Monday, 2 March 2015

March Hare at Peasemore

Another quick exploration of two more possible routes for a walk in June. As these cover ground previously covered this is just a series of photographs and no map. There is only one reason why I posted these pictures will soon be evident.

The first walk was from Peasemore to Leckhampstead and back, I started at the attractive but Victorian church at Peasemore. Much of this walk I did in August 2013

Peasemore Church

The area is fairly good farmland with some old lanes and pieces of woodland. I walked other fields to Leckhampstead which has an extra-ordinary war memorial, not only is it unusual in having a clock but many of the parts are made from World War I materials (note iron link fence).

Leckhampstead War Memorial

I then walked through the Grove Pit Nature Reserve, not much to see in early March. The only flowers to see apart from snowdrops were gorse.


At the north end of the reserve was a tree with three strange boxes attached. They seem to be of concrete and have oblong holes, I cannot think what they are there for (bats??).

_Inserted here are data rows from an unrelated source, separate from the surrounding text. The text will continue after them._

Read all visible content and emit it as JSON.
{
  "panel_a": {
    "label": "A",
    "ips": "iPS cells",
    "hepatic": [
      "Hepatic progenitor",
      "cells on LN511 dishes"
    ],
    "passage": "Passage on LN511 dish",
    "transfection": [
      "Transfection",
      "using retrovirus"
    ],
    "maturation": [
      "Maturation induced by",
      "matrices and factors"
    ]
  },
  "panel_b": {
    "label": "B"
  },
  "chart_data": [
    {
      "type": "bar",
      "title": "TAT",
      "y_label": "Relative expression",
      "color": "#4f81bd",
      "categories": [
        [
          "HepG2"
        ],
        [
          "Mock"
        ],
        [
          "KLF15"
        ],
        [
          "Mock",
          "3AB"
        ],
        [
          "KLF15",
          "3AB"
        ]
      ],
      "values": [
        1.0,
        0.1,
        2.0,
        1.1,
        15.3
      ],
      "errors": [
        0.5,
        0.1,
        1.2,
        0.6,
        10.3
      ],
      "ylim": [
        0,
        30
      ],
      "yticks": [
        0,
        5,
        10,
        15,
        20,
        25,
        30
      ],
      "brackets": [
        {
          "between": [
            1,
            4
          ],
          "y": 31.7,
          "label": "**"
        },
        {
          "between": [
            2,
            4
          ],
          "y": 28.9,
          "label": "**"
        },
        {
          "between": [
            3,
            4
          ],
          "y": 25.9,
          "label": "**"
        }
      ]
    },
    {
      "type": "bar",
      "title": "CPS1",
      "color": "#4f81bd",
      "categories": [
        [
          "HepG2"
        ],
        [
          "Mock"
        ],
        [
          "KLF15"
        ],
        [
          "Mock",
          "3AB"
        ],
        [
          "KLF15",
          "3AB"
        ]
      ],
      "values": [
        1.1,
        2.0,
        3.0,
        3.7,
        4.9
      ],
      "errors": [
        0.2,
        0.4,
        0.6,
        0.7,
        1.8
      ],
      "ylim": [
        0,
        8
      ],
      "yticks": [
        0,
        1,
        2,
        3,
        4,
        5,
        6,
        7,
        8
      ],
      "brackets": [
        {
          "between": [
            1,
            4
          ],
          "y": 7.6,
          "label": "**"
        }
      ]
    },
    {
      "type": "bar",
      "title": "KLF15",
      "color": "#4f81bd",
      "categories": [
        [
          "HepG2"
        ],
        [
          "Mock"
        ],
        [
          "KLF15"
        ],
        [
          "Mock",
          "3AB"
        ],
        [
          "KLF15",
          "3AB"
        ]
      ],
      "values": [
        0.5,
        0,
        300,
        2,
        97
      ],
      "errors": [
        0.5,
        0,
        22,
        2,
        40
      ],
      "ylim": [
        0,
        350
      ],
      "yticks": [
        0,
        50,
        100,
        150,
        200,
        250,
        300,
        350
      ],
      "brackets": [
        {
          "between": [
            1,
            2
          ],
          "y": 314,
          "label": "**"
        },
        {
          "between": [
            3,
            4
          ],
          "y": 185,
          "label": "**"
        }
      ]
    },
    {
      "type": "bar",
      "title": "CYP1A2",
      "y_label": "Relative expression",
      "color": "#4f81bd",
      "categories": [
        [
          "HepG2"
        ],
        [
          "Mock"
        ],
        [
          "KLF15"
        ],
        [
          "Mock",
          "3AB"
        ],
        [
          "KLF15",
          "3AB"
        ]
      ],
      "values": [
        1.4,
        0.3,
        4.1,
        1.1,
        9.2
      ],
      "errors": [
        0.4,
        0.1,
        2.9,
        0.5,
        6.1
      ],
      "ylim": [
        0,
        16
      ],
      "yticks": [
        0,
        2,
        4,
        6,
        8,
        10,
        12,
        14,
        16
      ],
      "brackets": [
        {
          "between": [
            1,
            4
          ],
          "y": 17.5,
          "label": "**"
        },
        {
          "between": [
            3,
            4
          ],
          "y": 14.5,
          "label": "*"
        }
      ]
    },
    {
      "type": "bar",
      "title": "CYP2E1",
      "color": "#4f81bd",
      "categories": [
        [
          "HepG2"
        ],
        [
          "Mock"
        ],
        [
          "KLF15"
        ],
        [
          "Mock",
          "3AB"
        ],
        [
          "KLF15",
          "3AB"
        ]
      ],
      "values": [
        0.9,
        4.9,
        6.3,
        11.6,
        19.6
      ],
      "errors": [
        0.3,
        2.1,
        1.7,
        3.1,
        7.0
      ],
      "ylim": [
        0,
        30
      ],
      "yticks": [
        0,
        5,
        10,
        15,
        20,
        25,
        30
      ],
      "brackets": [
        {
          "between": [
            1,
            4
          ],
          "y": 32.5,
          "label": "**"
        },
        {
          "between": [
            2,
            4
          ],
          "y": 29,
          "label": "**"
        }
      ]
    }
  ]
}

Now the only real reason for this posting is that I was on the look out for one thing in early March, and I happened to see it where I thought most likely - a field that was ablaze with wild-flowers in summer. The hare first looked as though it was poised to dash away as they usually do.


But it did not think I was much of a threat, so it sat back down again, I had my back to woodland and was reasonably well camouflaged, it was at about the limit of the camera's range.


And then it twitched back its ears as you often see in pictures and illustrations.


My path took me closer towards it and as I approached it scampered off a little distance but then sat down again.


As I continued to get a bit closer, it had had enough and ran away to a far corner of the field out of view. Still I have never observed a hare for such a long period of time before.


I then returned to the car and drove to my next possible walk route, this was intended to include the West Woodhay Chalk pit that has some nice orchids when I visited last summer. It is located near to Inkpen and has the highest point on the chalk ridge in England. As it was so windy I did not see many birds but the cold breeze made the views exceptional. Must have been able to see 40 miles or so.

Inkpen ridge view

Looking back East, the low sun brings the landscape into high contrast. Somewhere in that direction is London.

Inkpen ridge view

I walked back to my car at West Woodhay church. It has quite an attractive design set amongst clipped yew and conifers.

West Woodhay church

I decided to take a look inside, and there was not much to see, except for the stained glass of the East Window. Looking online this seems to be the work of Morris & Co. from a possible design by Edward Burne Jones. It certainly has a pre-Raphaelite look to it. The colour contrast of the two Marys standing on flowers to represent the garden sets the central figure with a lovely tree of life and heavenly host.